Escreve que “hoje não faria campanhas de cigarros”, não pela proibição legal, mas “por convicção mesmo”. Embora elogie as campanhas, admite que são “discutíveis do ponto de vista ético”.

O anacronismo que se percebe ao longo de diversas campanhas é o aspecto mais controverso do livro. O caso célebre é o da Valisère, que estreou no Fantástico depois de liberado pelo principal executivo da Globo, José Bonifácio de Oliveira Sobrinho.

O comercial apresenta uma menina de 11 anos, vestindo um sutiã, em “transição para a mulher”. Olivetto cita os elogios de Boni, o Leão de Ouro em Cannes e persevera:

“Nos dias de hoje, com o politicamente correto, seríamos enxovalhados pela opinião pública como incentivadores da pedofilia? Sinceramente, não duvido que o comercial recebesse críticas absurdas. Mas acredito que poderia ser feito hoje, sim”.

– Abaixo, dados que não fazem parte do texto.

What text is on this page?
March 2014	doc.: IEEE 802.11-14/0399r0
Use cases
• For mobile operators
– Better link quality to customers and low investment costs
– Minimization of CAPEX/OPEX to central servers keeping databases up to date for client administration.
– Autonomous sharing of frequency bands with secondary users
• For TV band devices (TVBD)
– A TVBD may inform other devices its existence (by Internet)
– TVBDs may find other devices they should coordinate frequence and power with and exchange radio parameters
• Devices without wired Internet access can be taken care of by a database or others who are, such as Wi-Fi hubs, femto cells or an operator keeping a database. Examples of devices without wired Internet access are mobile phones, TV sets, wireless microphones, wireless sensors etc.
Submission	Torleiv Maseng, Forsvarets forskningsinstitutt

Noutros casos o próprio publicitário admite erro, por exemplo, num anúncio de imobiliária: “Se imóvel não fosse bom negócio, os judeus não compravam tantos”.

Estruturalmente, “Direto de Washington - W. Olivetto por Ele Mesmo” se ressente da falta de edição —do apuro que tinha nas campanhas. Os temas se acumulam como se fossem anotações reunidas sem objeto claro e até a paragrafação parece aleatória.

Por vezes são reproduzidas mensagens inteiras, páginas, não só do autor. E as últimas 50 páginas, do total de 400, acrescentam pontos esquecidos, capítulo por capítulo.

O lançamento do livro será na segunda-feira (9), a partir das 18h, na Livraria Cultura do shopping Iguatemi (av. Brig. Faria Lima, 2.232, terceiro piso).